Les sites de Bourganeuf et La Souterraine ont été choisis pour accueillir les deux mini-centrales biomasse de production d’électricité et de chaleur (cogénération) et l’investissement de 16 millions d’euros prévus pour développer le projet. Les deux centrales seront alimentées par des plaquettes de bois : l’électricité est produite par un procédé de gazéification à partir de la pyrolyse du bois qui se consume à 1300° sans flammes ; le gaz produit alimentera une génératrice. C’est une technologie connue et utilisée depuis le 18e siècle. Ce projet « innovant » a fait l’objet de deux appels d’offres par le ministère de l’Ecologie, appels d’offres remportés par une société du Puy-de-Dôme, Combrailles Bois Energie. Enjeu clé de la réussite du projet : le prix d’achat de l’électricité produite est garanti sur 20 ans par l’Etat (de 137 à 149 € le mégawatt/ heure). En plus du rachat de l’électricité, la société compte sur la revente de chaleur au futur pôle viandes local et à des bâtiments publics à La Souterraine. A Bourganeuf, la production de charbon de bois est aussi un débouché envisagé. Chaque centrale prévoit d’embaucher 25 personnes pour assurer son fonctionnement 24 heures sur 24 et sept jours sur sept. Au-delà de l’aspect économique, ces centrales, dont les rejets dans l’air seront strictement contrôlés, utiliseront pour produire une ressource locale et renouvelable immédiatement disponible : le bois.
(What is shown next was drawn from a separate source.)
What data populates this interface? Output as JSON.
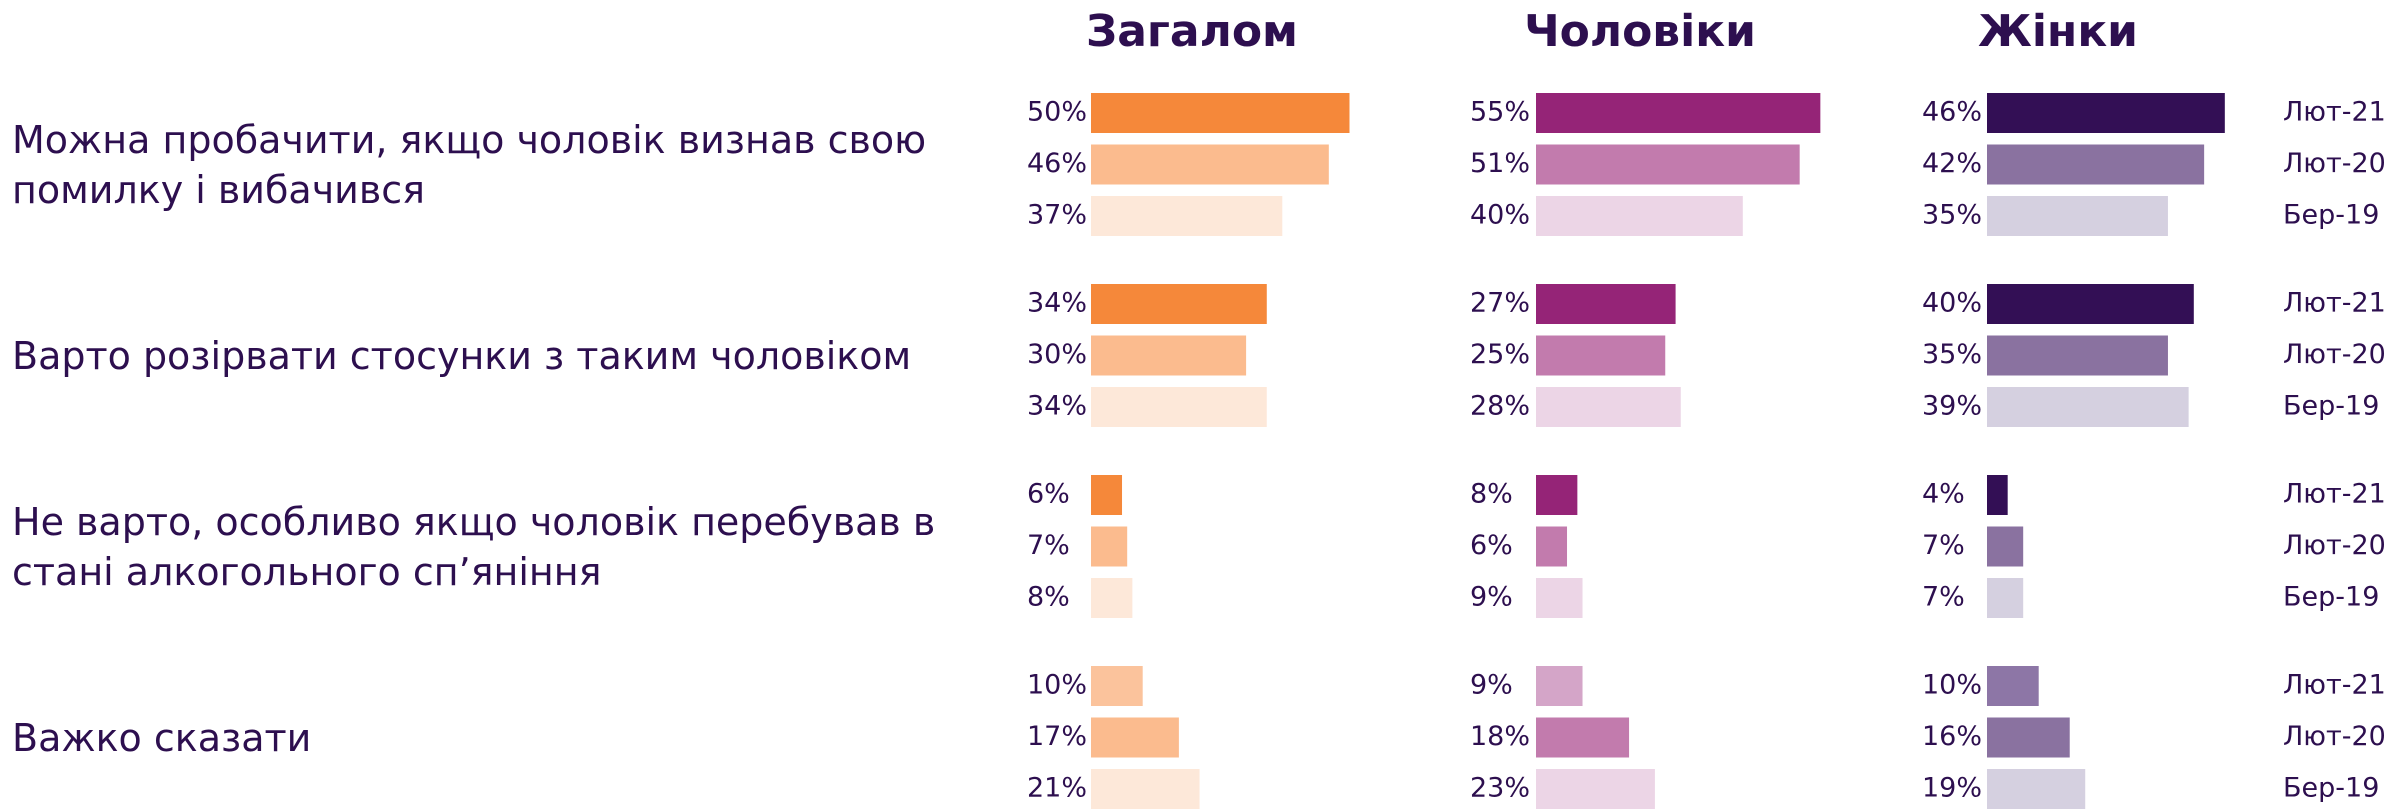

Le choix de la Creuse pour développer ces deux projets est lié à la proximité de ce combustible. Les bois d’éclaircies, non commercialisés comme bois d’oeuvre par les exploitants forestiers, proviendront d’un périmètre de 50 à 60 km autour des unités de production électriques qui prévoient une consommation de 22 000 tonnes chacune par an. La centrale de Bourganeuf devrait voir le jour fin 2018 et celle de La Souterraine un an plus tard.